The scoping of buffers is a whole 'nother ball of wax, although it is certainly a point along the same lines and is also a fairly significant source of headache in maintaining our (particularly large) legacy codebase.
You state that "Good practice is to place DEFINE statements at the top..." This is actually contrary to my experience in other languages. To quote Joshua Bloch, "If a variable is declared before it is used, it's just clitter - one more thing to distract the reader who is trying to figure out what the program does." However, in light the circumstances, I have to admit that defining at the top would be the most appropriate course of action. The key, it seems, is to keep methods short to eliminate the possibility of variable corruption. This is something that is considered a best practice across most languages anyway.
If I may ask, what command did you use to acquire that "listing file"?
Thanks for your insight on buffers!
Take a look at COMPILE ... LISTING ... in the Help.
My variables in real code NO-UNDO due to local coding standards. The same is true with "no function calls in queries."
This is the route I've been taking with a lot of my code. It's usually not for the purposes of variable scoping (typically it's because there's a lot of copy/paste code that really should have been broken out into a separate routine to begin with) but it would serve the purpose.
There are times, however, where it would seem simply overkill to do this. In this example (which I admit is contrived) you essentially have a single line of code doing work. If you expand it out to the loops you still only have a handful. It seems to me it is a little... small to be broken out into a separate routine. But as I mentioned in other responses, it appears to be the best course of action here.
I was also unaware you could pass a buffer as a parameter; this is probably due to another local coding standard. I'll have to do some experimenting with that, as I could see it being quite useful. Right now our current method is to pass in ROWIDs and just do another find, which I must admit I'm not the biggest fan of this either, but I think it beats passing in the find criteria and doing another (potentially index-failing) search. I can only imagine that the ROWID searches are quite fast considering 1) They're already in the local cache being the record was just found recently and 2) The tight coupling with the database that ABL provides only further decreases this extra seek time.

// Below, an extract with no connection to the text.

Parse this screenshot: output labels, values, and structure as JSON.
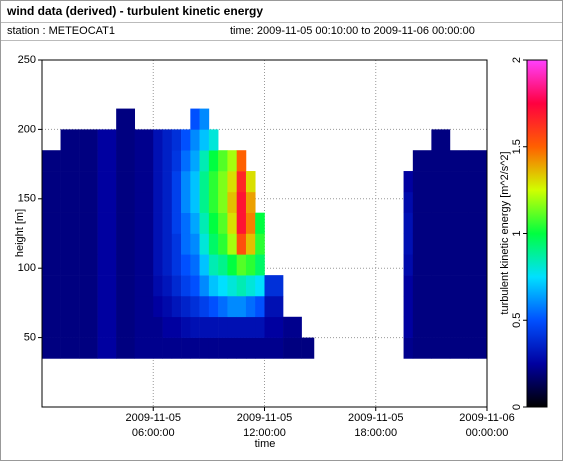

Thanks for your step-by-step. I do have a follow-up question though: what is the purpose of defining a buffer with the same name as the default buffer? Are there potential pitfalls with this methodology?
Thanks! I'll look into that. Although there are plenty of things I can say I don't care for with ABL, one of the things I am fond of is the insight the compiler provides with the XREF utility. This human-readable Listing file also looks to be useful. Thanks again.
what is the purpose of defining a buffer with the same name as the default buffer?
Scoping to the (internal)procedure and not having to change code. This is a double-edged sword ...
Are there potential pitfalls with this methodology?
Mainly confusion about whether you're using a named buffer or not. And there's the real risk of breaking code that depends on bleeding scope, and because the name in the internal procedure is the same as the default, it's not immediately obvious what the scope is.
A function can be only one line of code. An IP too, for that matter. Likewise a method. It is just a question of slicing up the problem into meaningful units. If there is a variable or buffer scoping issue, then it is big enough to be an IP or method.
Some people like defining buffers with the same name as the table since the code then reads like it is working on the table but one actually has a scoped buffer. I dislike doing this since it makes it less obvious that one has a local buffer so I always use a different name. In fact, if I had multiple buffer definitions in multiple IPs, I would be inclined to name them differently so that the scope was obvious. Helps avoid surprises too.